Dopamine synthesis and metabolism and, uptake of levodopa-derived dopamine.
- Dopamine synthesis begins with the hydroxylation of tyrosine by TH to produce L-DOPA, which is then converted to dopamine by AADC.
- DBH hydroxylates dopamine to form norepinephrine, which is further converted to epinephrine by PNMT.
- Dopamine is mainly broken down by two enzymes, Catechol-O-Methyltransferase(COMT) and Monoamine Oxidase(MAO).
- COMT converts dopamine to 3-methoxytyramine, which MAO then converts to 3-methoxy-4-hydroxyacetaldehyde.
- Alternatively, MAO breaks dopamine down into 3,4-dihydroxyphenylacetaldehyde, which ALDH converts to DOPAC.
Finally, ALDH and COMT process 3-methoxy-4-hydroxyacetaldehyde and DOPAC into Homovanillic Acid (HVA).
- VMAT2 (Vesicular Monoamine Transporter 2; SLC18A2): Transports dopamine, norepinephrine, and epinephrine into synaptic vesicles for storage and release.
- DAT (Dopamine Transporter; SLC6A3): Reuptakes dopamine from the synaptic cleft.
- NET (Norepinephrine Transporter; SLC6A2): Reuptakes norepinephrine from the synaptic cleft.

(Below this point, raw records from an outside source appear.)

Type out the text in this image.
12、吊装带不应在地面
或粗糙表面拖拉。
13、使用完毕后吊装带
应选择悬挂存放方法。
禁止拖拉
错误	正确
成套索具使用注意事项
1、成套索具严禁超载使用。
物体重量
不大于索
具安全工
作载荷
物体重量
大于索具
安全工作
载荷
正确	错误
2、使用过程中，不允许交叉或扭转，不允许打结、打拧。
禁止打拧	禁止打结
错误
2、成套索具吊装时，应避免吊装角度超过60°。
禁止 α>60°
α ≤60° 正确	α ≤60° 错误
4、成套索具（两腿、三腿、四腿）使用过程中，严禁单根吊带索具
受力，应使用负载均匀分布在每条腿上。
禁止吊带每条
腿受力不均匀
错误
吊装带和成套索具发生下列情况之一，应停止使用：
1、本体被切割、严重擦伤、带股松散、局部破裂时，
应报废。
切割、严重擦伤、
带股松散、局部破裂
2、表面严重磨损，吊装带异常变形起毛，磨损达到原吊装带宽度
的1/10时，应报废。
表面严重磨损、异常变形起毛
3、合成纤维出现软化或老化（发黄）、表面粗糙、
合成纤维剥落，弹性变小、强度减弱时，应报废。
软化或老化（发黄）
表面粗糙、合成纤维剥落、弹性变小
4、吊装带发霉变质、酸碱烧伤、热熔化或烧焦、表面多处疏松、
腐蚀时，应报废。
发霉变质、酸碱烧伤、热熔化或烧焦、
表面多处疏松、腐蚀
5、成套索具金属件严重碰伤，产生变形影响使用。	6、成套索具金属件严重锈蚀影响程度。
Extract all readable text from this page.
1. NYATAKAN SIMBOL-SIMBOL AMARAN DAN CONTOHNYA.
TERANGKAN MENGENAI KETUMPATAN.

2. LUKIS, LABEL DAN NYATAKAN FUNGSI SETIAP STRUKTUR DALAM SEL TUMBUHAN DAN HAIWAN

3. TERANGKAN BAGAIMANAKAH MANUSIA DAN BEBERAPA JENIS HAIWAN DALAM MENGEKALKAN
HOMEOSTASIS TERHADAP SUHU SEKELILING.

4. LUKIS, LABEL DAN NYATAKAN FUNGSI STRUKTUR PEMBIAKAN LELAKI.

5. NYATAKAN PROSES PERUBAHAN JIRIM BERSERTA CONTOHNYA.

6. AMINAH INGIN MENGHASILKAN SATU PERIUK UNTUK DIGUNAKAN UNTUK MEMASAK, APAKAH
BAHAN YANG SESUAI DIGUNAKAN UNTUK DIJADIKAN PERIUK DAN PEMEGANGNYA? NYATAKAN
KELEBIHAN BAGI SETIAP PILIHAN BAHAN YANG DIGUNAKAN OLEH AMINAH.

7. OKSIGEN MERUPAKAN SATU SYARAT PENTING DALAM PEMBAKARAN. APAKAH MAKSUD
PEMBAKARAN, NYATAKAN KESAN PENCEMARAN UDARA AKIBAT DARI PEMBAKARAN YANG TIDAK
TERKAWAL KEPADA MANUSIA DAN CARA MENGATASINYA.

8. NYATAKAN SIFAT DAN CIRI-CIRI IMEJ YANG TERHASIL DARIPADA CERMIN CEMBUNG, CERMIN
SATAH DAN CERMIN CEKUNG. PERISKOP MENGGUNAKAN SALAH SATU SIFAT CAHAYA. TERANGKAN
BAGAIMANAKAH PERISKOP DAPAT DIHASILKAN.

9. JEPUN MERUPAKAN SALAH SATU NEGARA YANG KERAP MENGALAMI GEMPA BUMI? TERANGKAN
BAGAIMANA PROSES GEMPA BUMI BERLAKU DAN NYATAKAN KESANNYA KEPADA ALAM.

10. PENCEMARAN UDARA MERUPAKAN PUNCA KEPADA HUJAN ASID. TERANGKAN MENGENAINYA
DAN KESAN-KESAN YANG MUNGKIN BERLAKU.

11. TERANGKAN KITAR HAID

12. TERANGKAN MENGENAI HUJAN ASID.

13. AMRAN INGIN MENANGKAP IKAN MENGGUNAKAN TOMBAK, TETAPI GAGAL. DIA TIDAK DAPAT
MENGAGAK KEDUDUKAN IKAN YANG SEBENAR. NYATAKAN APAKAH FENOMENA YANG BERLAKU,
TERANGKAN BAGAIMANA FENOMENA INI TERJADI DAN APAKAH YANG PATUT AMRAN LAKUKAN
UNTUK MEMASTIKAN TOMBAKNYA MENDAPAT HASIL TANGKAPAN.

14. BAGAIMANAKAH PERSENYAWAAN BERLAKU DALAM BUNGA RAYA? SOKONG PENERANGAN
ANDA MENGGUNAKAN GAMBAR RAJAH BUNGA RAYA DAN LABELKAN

- OCT-3 (Organic Cation Transporter 3; SLC22A3): SLC22A3 is known to transport compounds such as dopamine, serotonin, norepinephrine, and various medications including metformin and certain antidepressants.
- MAO-A primarily degrades serotonin, norepinephrine, and dopamine, while MAO-B specifically metabolizes phenylethylamine and dopamine.